Under the South African Medicines and Related Substances Act, it is 
prohibited to promote a non-registered drug. It is also prohibited to 
carry out testing on humans without the authorisation of the Medicines 
Control Council.

Yet, according to one of the sources, whose claims are substantiated by 
hundreds of letters, e-mails and faxes, the millions of rands that made 
their way to the developers of the drug, Olga and Zigi Visser, were used 
for that very reason.

"It was around the time of the Tanzania trials and the money went into 
researching, promoting and developing the drug there and here," they say.

The so-called phase 2 of the project began in Tanzania in September 2000 
when the Tanzanian People's Defence Force began testing locals on behalf 
of the Virodene team.The trials were carried out at two locations on the 
outskirts of Dar es Salaam: the Lugalo military hospital and the 
Chadibwa health centre.
It came just three years after South Africa's Medicines Control Council 
had discredited Virodene - whose main compound is the industrial solvent 
dimethylformamide - as a drug that was not only potentially dangerous, 
but with no proven impact on the killer virus. The trials were not 
allowed to continue in this country.

Yet, in the early months of 2001, Manto Tshabalala-Msimang carried out 
an inspection of the Tanzanian trials in her capacity as health minister 
- a claim she has earlier acknowledged and which was confirmed by staff 
at the military hospital in recent weeks.

Details of that visit were outlined in a fax sent to the health 
minister's Cape Town office by Olga Visser on February 27 2001. In 
respect of "your queries with regard to the forthcoming trip to Tanzania 
… we confirm that the main purpose of the visit will be to inspect the 
sites where the phase 2 Virodene trials are taking place", Visser wrote. 
She added that the office should ensure "the visit carries both the 
blessing and approval of the president of the Republic of South Africa 
and the president of the Republic of Tanzania".

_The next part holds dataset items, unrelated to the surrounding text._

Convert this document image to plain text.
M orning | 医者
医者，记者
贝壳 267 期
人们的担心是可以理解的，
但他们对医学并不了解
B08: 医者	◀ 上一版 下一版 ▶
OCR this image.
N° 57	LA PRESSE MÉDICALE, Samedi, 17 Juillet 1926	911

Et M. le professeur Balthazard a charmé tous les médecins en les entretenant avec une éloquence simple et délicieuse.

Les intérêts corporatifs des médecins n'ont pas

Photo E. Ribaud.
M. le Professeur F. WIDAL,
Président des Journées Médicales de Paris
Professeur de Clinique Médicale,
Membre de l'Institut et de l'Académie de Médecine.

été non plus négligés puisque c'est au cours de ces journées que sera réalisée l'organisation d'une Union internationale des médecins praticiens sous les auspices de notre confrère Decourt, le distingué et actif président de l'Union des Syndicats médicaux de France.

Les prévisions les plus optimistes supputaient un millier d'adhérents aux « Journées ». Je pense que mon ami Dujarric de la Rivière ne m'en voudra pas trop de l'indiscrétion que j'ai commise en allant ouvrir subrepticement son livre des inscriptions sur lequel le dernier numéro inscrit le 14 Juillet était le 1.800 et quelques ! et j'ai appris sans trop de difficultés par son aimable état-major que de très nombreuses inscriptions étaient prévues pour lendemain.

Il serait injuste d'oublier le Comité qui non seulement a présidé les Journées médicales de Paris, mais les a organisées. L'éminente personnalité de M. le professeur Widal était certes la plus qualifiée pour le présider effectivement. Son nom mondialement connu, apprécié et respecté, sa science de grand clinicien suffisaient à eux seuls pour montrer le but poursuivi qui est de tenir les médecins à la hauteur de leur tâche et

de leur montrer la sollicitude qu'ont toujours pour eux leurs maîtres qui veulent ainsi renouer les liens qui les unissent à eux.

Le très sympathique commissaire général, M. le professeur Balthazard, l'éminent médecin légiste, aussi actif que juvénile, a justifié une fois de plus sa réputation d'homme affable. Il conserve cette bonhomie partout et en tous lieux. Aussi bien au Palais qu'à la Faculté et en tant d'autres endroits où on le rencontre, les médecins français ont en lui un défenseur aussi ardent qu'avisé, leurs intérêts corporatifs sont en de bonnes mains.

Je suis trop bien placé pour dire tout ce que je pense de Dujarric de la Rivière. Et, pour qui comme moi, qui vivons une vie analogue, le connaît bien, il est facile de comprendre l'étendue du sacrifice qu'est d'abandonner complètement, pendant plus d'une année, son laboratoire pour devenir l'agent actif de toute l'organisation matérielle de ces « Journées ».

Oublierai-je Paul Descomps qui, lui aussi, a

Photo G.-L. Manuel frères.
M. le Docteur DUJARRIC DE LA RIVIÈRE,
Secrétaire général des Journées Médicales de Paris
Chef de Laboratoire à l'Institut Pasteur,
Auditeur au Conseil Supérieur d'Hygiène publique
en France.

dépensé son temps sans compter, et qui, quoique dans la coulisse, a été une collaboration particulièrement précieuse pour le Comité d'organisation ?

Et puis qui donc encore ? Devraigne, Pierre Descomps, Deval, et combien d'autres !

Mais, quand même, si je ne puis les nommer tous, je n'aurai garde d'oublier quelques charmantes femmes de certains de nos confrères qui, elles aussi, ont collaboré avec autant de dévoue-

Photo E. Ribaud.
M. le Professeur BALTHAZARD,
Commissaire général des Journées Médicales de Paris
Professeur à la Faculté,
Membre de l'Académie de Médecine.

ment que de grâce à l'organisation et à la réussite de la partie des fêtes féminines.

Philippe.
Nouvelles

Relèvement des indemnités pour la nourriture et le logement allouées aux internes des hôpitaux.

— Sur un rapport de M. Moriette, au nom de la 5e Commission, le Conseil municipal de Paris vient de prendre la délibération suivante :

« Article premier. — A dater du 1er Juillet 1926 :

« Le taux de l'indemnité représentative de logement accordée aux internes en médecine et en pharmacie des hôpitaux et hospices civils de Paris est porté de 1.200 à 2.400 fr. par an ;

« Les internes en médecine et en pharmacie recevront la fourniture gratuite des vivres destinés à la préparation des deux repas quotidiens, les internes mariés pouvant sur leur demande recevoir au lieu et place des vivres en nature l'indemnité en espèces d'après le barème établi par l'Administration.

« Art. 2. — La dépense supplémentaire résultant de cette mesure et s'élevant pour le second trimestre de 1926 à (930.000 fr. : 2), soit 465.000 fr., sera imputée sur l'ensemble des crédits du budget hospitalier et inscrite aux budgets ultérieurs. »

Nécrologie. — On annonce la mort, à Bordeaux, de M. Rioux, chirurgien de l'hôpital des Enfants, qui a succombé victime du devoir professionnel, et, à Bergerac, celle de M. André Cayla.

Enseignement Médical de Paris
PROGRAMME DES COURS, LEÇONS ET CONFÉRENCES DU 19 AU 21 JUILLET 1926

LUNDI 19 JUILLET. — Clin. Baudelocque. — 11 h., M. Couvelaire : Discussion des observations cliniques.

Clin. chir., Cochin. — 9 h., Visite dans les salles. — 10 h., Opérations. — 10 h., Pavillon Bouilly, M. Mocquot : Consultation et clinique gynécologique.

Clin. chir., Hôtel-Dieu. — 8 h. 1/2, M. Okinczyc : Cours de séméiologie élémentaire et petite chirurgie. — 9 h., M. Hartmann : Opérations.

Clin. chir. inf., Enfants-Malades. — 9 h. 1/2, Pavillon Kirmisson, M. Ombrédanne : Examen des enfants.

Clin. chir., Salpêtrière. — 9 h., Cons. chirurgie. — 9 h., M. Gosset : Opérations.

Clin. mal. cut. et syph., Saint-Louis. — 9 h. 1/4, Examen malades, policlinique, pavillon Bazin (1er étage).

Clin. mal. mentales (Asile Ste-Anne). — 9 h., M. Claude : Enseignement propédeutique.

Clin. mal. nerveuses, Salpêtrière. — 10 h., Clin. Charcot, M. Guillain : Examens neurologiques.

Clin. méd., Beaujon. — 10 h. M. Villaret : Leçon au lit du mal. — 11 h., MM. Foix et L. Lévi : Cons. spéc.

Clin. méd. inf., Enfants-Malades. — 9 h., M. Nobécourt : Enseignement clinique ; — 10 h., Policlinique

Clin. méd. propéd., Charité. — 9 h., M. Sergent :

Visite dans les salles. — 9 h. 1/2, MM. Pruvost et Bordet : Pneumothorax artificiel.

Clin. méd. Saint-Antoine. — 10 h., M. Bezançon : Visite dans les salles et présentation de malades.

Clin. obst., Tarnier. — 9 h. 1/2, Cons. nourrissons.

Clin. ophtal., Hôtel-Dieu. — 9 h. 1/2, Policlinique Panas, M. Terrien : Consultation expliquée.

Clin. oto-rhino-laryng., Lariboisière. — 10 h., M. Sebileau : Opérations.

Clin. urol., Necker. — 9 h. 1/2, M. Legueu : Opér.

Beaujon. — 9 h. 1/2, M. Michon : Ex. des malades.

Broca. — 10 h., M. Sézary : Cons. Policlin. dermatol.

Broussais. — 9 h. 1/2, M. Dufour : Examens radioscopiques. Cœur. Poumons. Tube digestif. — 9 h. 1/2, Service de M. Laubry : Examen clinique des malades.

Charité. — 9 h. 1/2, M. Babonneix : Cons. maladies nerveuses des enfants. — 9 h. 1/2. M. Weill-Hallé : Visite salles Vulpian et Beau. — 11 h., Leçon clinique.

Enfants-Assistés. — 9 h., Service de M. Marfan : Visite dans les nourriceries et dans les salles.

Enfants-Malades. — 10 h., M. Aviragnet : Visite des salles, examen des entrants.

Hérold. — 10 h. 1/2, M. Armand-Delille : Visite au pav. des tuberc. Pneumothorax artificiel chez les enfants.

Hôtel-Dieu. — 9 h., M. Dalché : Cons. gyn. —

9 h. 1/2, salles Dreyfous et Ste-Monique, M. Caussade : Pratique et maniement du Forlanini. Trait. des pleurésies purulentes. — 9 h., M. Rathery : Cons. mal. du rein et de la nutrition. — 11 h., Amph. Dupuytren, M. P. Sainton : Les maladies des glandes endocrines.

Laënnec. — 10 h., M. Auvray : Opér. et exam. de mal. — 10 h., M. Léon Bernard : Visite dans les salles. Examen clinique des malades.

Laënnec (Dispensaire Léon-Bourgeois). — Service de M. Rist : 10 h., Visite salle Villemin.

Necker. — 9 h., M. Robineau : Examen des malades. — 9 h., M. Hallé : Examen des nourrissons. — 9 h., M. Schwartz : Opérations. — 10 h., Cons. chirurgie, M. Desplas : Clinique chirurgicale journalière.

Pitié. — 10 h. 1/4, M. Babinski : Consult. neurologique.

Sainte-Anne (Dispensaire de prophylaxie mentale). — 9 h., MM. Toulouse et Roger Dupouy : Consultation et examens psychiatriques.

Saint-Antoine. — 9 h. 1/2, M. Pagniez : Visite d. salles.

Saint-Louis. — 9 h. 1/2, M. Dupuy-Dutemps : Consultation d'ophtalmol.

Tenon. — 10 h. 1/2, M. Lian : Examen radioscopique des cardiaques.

While the presidency has confirmed that authorisation was, indeed, 
granted for an official visit to Tanzania in 2001, irrespective of the 
Virodene project, it is not clear whether the required presidential 
"approval" was issued for the inspection to be carried out.

"It is unethical and highly inappropriate for our health minister to be 
involved in such activities," argues Geffen. "Why was she getting 
involved in such a thing?"

When the same question was tabled in an internal question paper in 
parliament last year, the minister replied: "To evaluate the usefulness 
of Virodene."

The Tanzanian trials were brought to a temporary halt in March 2001 by 
Andrew Kitua, the director general of Tanzania's National Institute for 
Medical Research. He says he closed down the operation because "it was 
not being carried out according to the correct scientific and ethical 
guidelines". It is understood the trials recommenced later that year.


In the Virodene story carried in Independent Newspapers' Saturday 
editions, Mukoni Ratshitanga, the spokesman for the presidency, was 
quoted as saying: "There was some kind of contact back then between the 
president and the researcher of Virodene." Ratshitanga insists he said 
the presidency, and not the president.